The Asteraceae family

Remark The words or terms in red (actually dark orange) in the text are defined in a glossary.

The Asteraceae, a taxon of dicotyledonous flowering plants, is the second largest family in the division Magnoliophyta, with some 1,100 genera and over 20,000 recognized species, with around 350 genera and 2687 species in the U.S. and Canada, and, from the “Flore Laurentienne„ Frère Marie Victorin, 41 genera and 311 species in Québec. Only the orchid family (Orchidaceae) is larger, with about 25,000 described species.

The Asteraceae are herbs, shrubs, or less commonly trees. They show remarkable variation in growth form and general morphology because they occur in so many different localities and habitats.

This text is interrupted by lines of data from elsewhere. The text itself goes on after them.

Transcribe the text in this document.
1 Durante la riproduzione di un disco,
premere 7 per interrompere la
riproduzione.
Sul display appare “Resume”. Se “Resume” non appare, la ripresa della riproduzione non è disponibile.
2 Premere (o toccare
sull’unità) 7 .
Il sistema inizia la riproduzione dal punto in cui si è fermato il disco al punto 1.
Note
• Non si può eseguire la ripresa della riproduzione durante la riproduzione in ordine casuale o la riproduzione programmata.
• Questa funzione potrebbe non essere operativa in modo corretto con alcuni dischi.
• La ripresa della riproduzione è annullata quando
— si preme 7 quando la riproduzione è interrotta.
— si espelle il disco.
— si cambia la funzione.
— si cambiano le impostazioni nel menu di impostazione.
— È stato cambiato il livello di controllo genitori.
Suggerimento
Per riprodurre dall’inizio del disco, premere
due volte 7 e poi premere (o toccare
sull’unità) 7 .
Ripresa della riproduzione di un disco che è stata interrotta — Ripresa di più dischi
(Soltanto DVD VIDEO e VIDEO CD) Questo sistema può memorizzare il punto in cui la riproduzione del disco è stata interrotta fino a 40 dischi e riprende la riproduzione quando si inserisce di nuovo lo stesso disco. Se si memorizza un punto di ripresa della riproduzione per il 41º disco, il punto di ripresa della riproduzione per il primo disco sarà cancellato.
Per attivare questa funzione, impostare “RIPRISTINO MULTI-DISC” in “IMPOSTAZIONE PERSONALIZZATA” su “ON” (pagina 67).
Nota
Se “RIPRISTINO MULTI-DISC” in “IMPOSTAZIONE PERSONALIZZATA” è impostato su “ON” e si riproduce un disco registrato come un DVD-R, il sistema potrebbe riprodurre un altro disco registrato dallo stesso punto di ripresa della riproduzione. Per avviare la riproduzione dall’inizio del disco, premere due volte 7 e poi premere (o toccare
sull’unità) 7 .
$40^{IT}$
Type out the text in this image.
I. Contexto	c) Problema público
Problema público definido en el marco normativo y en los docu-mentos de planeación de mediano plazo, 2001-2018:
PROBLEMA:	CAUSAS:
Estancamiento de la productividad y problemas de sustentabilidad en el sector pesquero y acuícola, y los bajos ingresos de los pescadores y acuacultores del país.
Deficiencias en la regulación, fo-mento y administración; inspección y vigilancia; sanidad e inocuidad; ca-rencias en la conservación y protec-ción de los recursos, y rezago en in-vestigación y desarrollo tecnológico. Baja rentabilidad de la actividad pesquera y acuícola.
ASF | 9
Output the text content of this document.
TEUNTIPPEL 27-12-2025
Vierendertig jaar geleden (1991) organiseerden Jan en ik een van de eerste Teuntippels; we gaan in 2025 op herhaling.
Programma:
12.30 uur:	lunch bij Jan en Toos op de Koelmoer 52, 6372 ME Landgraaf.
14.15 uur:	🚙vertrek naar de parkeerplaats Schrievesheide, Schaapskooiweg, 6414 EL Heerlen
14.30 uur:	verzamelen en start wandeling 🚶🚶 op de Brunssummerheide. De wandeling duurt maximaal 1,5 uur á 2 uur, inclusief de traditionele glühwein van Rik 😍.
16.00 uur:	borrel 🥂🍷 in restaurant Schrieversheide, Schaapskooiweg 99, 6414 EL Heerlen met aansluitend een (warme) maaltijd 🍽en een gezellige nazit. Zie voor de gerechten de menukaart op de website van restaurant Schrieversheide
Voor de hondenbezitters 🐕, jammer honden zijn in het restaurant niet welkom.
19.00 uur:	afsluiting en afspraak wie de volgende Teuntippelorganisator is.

The most common characteristic of all these plants, is that what is usually called a flower, is an inflorescence or flower head, a densely packed cluster of many small, individual flowers, usually called florets (meaning small flowers). The uniqueness of the Asteraceae family is that what first seems to be a single large flower is actually a composite of many smaller flowers. If one looks closely at a Black-eyed Susan (Rudbeckia hirta) in bloom, (picture below) one can see that there are hundreds of little flowers growing on a disk, the inner portion of the flower head, the brown center of the Rudbeckia, each producing just one seed. Each 'disk flower' has 5 tiny petals fused together, plus 5 stamens fused around a pistil with antennae-like stigmas. The outer perimeter of a flower head, the yellow 'petals' of the Rudbeckia, is composed of florets, the 'ray florets' or ray flowers, each flower with its petals fused together; each ray flower is also termed a ligule.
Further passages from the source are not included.